O trabalho de uma conservador de arte é isolado ou é de equipa?
No Tate, eu trabalho com uma equipa de vários especialistas, muito capacitados. Sou uma de nove conservadores a trabalhar na área da pintura. Alguns de nós são especializados em conservação histórica, outros já estão mais ligados à conservação contemporânea. Toda a gente no departamento de pintura tem conhecimentos muito especializados, ainda antes de entrar no Tate já os tinham. O que é muito bom tendo em conta que o Tate é considerado uma das melhores instituições na conservação.
Quando um quadro como “Black on Maroon”, de Mark Rothko, é danificado e vandalizado, como é que uma conservador de arte se sente?
Horrificado e triste. Mas ao mesmo tempo, desafiado. Quando isso aconteceu, eu sabia que estava treinada e preparada para fazer o trabalho e foi um enorme privilégio passar tanto tempo com uma pintura de Mark Rothko. Obviamente, eu desejava que o vandalismo nunca tivesse acontecido. É muito triste a situação e o quadro ficará permanentemente danificado, embora eu tenha “escondido” o estrago, da melhor forma que eu podia. Agora, aquele quadro pode ser apreciado por todos, como deve ser.

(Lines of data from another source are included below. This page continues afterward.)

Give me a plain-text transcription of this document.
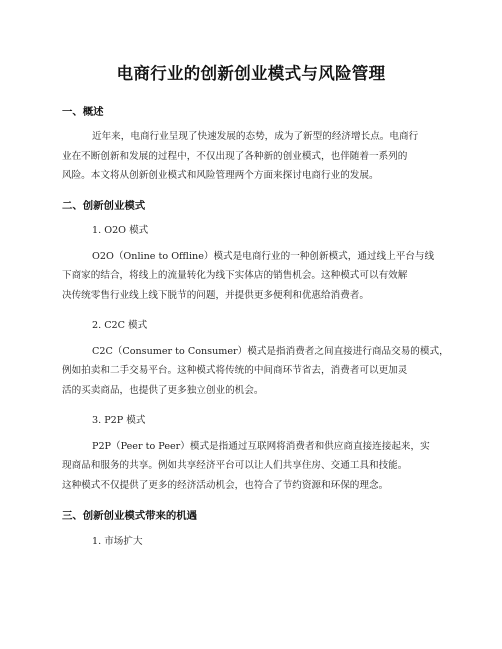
电商行业的创新创业模式与风险管理
一、概述
近年来，电商行业呈现了快速发展的态势，成为了新型的经济增长点。电商行
业在不断创新和发展的过程中，不仅出现了各种新的创业模式，也伴随着一系列的
风险。本文将从创新创业模式和风险管理两个方面来探讨电商行业的发展。
二、创新创业模式
1. O2O 模式
O2O（Online to Offline）模式是电商行业的一种创新模式，通过线上平台与线
下商家的结合，将线上的流量转化为线下实体店的销售机会。这种模式可以有效解
决传统零售行业线上线下脱节的问题，并提供更多便利和优惠给消费者。
2. C2C 模式
C2C（Consumer to Consumer）模式是指消费者之间直接进行商品交易的模式，
例如拍卖和二手交易平台。这种模式将传统的中间商环节省去，消费者可以更加灵
活的买卖商品，也提供了更多独立创业的机会。
3. P2P 模式
P2P（Peer to Peer）模式是指通过互联网将消费者和供应商直接连接起来，实
现商品和服务的共享。例如共享经济平台可以让人们共享住房、交通工具和技能。
这种模式不仅提供了更多的经济活动机会，也符合了节约资源和环保的理念。
三、创新创业模式带来的机遇
1. 市场扩大
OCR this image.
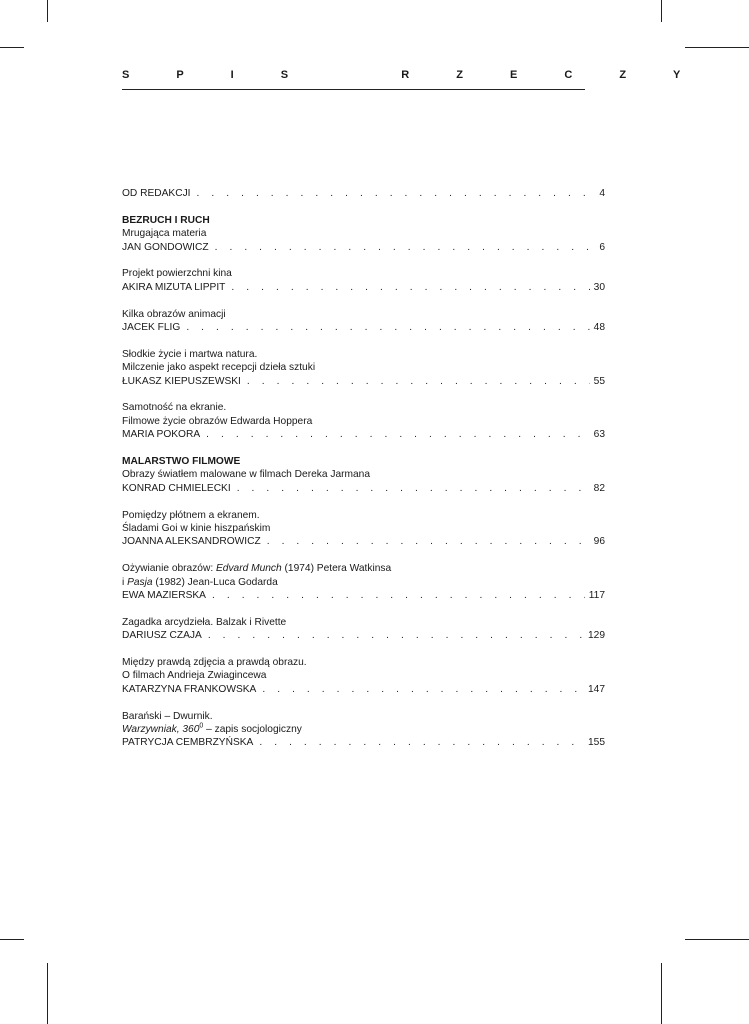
S P I S   R Z E C Z Y
OD REDAKCJI . . .	4
BEZRUCH I RUCH
Mrugająca materia
JAN GONDOWICZ . . .	6
Projekt powierzchni kina
AKIRA MIZUTA LIPPIT . . .	30
Kilka obrazów animacji
JACEK FLIG . . .	48
Słodkie życie i martwa natura.
Milczenie jako aspekt recepcji dzieła sztuki
ŁUKASZ KIEPUSZEWSKI . . .	55
Samotność na ekranie.
Filmowe życie obrazów Edwarda Hoppera
MARIA POKORA . . .	63
MALARSTWO FILMOWE
Obrazy światłem malowane w filmach Dereka Jarmana
KONRAD CHMIELECKI . . .	82
Pomiędzy płótnem a ekranem.
Śladami Goi w kinie hiszpańskim
JOANNA ALEKSANDROWICZ . . .	96
Ożywianie obrazów: Edvard Munch (1974) Petera Watkinsa
i Pasja (1982) Jean-Luca Godarda
EWA MAZIERSKA . . .	117
Zagadka arcydzieła. Balzak i Rivette
DARIUSZ CZAJA . . .	129
Między prawdą zdjęcia a prawdą obrazu.
O filmach Andrieja Zwiagincewa
KATARZYNA FRANKOWSKA . . .	147
Barański – Dwurnik.
Warzywniak, $360^0$ – zapis socjologiczny
PATRYCJA CEMBRZYŃSKA . . .	155
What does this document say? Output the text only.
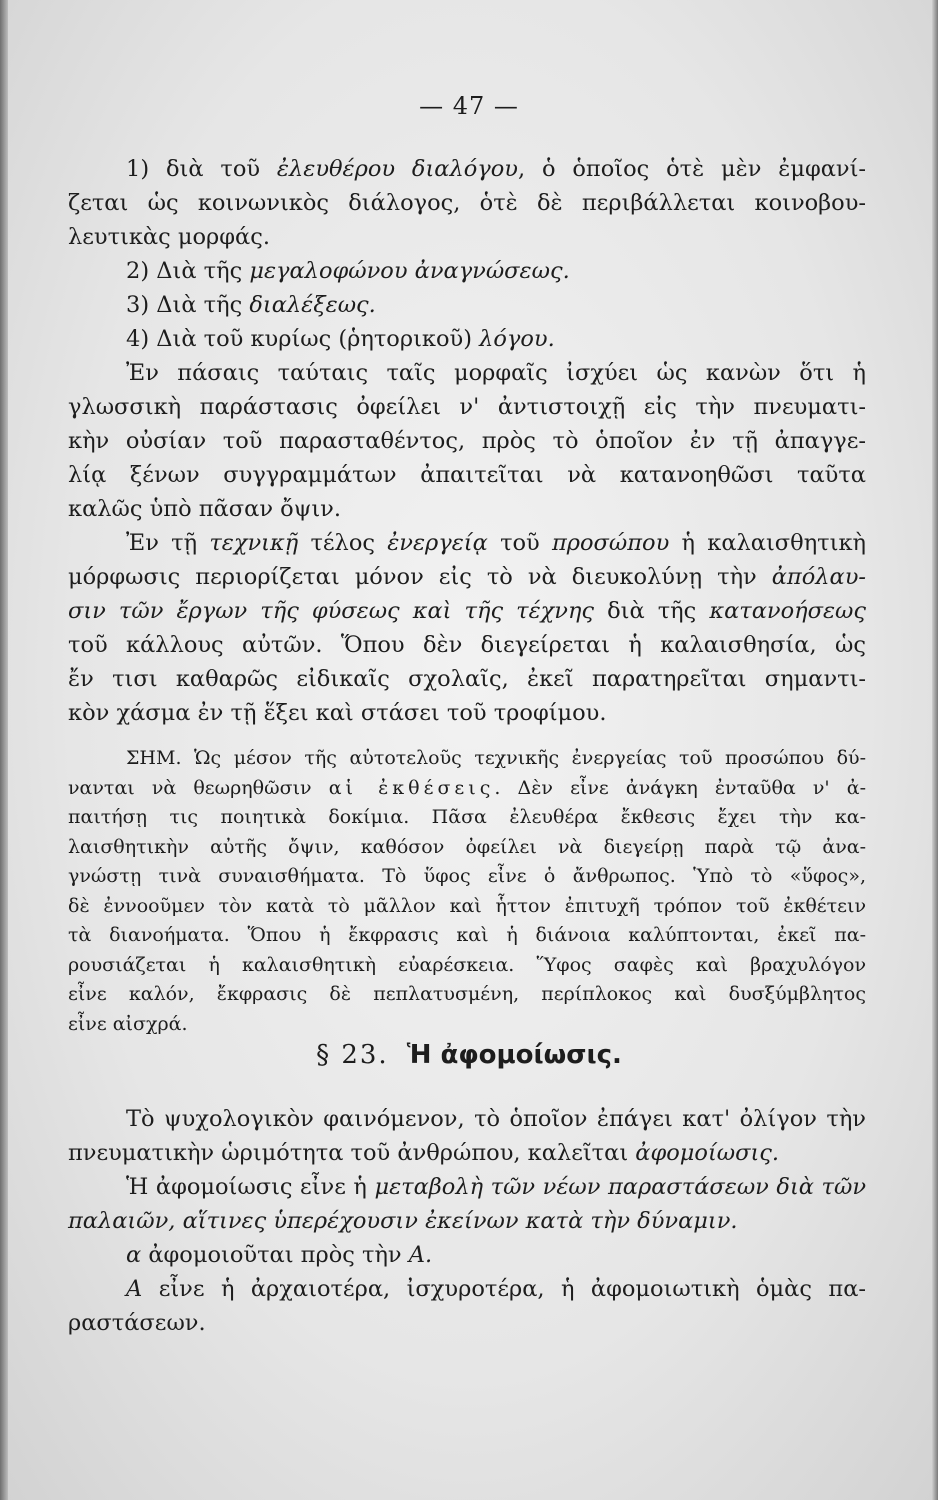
— 47 —
1) διὰ τοῦ ἐλευθέρου διαλόγου, ὁ ὁποῖος ὁτὲ μὲν ἐμφανί-
ζεται ὡς κοινωνικὸς διάλογος, ὁτὲ δὲ περιβάλλεται κοινοβου-
λευτικὰς μορφάς.
2) Διὰ τῆς μεγαλοφώνου ἀναγνώσεως.
3) Διὰ τῆς διαλέξεως.
4) Διὰ τοῦ κυρίως (ῥητορικοῦ) λόγου.
Ἐν πάσαις ταύταις ταῖς μορφαῖς ἰσχύει ὡς κανὼν ὅτι ἡ
γλωσσικὴ παράστασις ὀφείλει ν' ἀντιστοιχῇ εἰς τὴν πνευματι-
κὴν οὐσίαν τοῦ παρασταθέντος, πρὸς τὸ ὁποῖον ἐν τῇ ἀπαγγε-
λίᾳ ξένων συγγραμμάτων ἀπαιτεῖται νὰ κατανοηθῶσι ταῦτα
καλῶς ὑπὸ πᾶσαν ὄψιν.
Ἐν τῇ τεχνικῇ τέλος ἐνεργείᾳ τοῦ προσώπου ἡ καλαισθητικὴ
μόρφωσις περιορίζεται μόνον εἰς τὸ νὰ διευκολύνῃ τὴν ἀπόλαυ-
σιν τῶν ἔργων τῆς φύσεως καὶ τῆς τέχνης διὰ τῆς κατανοήσεως
τοῦ κάλλους αὐτῶν. Ὅπου δὲν διεγείρεται ἡ καλαισθησία, ὡς
ἔν τισι καθαρῶς εἰδικαῖς σχολαῖς, ἐκεῖ παρατηρεῖται σημαντι-
κὸν χάσμα ἐν τῇ ἕξει καὶ στάσει τοῦ τροφίμου.
ΣΗΜ. Ὡς μέσον τῆς αὐτοτελοῦς τεχνικῆς ἐνεργείας τοῦ προσώπου δύ-
νανται νὰ θεωρηθῶσιν αἱ ἐκθέσεις. Δὲν εἶνε ἀνάγκη ἐνταῦθα ν' ἀ-
παιτήσῃ τις ποιητικὰ δοκίμια. Πᾶσα ἐλευθέρα ἔκθεσις ἔχει τὴν κα-
λαισθητικὴν αὐτῆς ὄψιν, καθόσον ὀφείλει νὰ διεγείρῃ παρὰ τῷ ἀνα-
γνώστῃ τινὰ συναισθήματα. Τὸ ὕφος εἶνε ὁ ἄνθρωπος. Ὑπὸ τὸ «ὕφος»,
δὲ ἐννοοῦμεν τὸν κατὰ τὸ μᾶλλον καὶ ἧττον ἐπιτυχῆ τρόπον τοῦ ἐκθέτειν
τὰ διανοήματα. Ὅπου ἡ ἔκφρασις καὶ ἡ διάνοια καλύπτονται, ἐκεῖ πα-
ρουσιάζεται ἡ καλαισθητικὴ εὐαρέσκεια. Ὕφος σαφὲς καὶ βραχυλόγον
εἶνε καλόν, ἔκφρασις δὲ πεπλατυσμένη, περίπλοκος καὶ δυσξύμβλητος
εἶνε αἰσχρά.
§ 23. Ἡ ἀφομοίωσις.
Τὸ ψυχολογικὸν φαινόμενον, τὸ ὁποῖον ἐπάγει κατ' ὀλίγον τὴν
πνευματικὴν ὡριμότητα τοῦ ἀνθρώπου, καλεῖται ἀφομοίωσις.
Ἡ ἀφομοίωσις εἶνε ἡ μεταβολὴ τῶν νέων παραστάσεων διὰ τῶν
παλαιῶν, αἵτινες ὑπερέχουσιν ἐκείνων κατὰ τὴν δύναμιν.
α ἀφομοιοῦται πρὸς τὴν Α.
Α εἶνε ἡ ἀρχαιοτέρα, ἰσχυροτέρα, ἡ ἀφομοιωτικὴ ὁμὰς πα-
ραστάσεων.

Porém, a tinta que foi utilizada no graffitti penetrou toda as camadas da pintura e foi até à parte de trás da tela. Ainda é possível ver esta tinta através de certas fontes de luz. Muitas pessoas perguntaram-me: “Sente-se confortável a remover este graffitti? Não sente que agora já faz parte da história do quadro?”. Eu acredito firmemente que aquela tinta é como uma ferida. Aquele quadro faz parte de uma série de nove quadros. Danificar um único quadro daquele grupo é uma rutura naquilo que Rothko estava a tentar criar.
A Rachel sentiu uma grande responsabilidade quando assumiu a recuperação do trabalho de Mark Rothko?

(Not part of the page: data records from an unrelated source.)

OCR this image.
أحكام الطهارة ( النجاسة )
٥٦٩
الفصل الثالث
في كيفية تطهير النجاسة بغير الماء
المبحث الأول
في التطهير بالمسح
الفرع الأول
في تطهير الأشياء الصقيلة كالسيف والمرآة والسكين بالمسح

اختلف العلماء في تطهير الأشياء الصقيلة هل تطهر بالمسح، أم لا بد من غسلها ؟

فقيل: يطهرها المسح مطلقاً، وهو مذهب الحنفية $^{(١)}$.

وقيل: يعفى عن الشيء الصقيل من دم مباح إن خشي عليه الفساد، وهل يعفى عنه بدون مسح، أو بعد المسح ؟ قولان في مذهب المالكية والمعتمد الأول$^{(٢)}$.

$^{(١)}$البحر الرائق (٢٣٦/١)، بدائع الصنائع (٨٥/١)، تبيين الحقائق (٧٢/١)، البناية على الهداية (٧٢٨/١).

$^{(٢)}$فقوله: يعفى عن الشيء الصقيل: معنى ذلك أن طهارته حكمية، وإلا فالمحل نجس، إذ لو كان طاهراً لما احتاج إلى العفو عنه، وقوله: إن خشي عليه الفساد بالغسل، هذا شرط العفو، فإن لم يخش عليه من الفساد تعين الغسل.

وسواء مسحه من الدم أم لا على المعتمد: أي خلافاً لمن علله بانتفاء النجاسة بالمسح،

Eu senti uma grande pressão e senti-a dentro da profissão. Há conservadores nos Estados Unidos que restauraram imensos quadros e claro, eles estavam atentos ao que eu iria fazer. “O que será que a rapariga inglesa irá fazer com esta bela pintura norte-americana?”. No entanto, um colóquio de especialistas que sabem tudo sobre Rothko aconteceu no Tate e eles acabaram por ser um guia no meu trabalho. Eu sempre me senti segura. Tive a oportunidade de debater este quadro com pessoas que sabiam muito sobre o artista. Muito mais do que eu.
Além deste trabalho, que outros marcaram a sua carreira?
Eu acho que o trabalho mais desafiante no qual participei foi um da Agnes Martin. É um quadro belo de 1965, intitulado “Morning” (“Manhã”). Eu sou uma fã incondicional do trabalho dela. Foi a tarefa mais gratificante de sempre, a de restaurar um quadro belíssimo. Embora eu tenha apreciado o trabalho de Rothko, foi um desafio muito diferente. Olhar e apreciar um quadro de Agnes Martin durante seis meses foi um momento alto da minha carreira.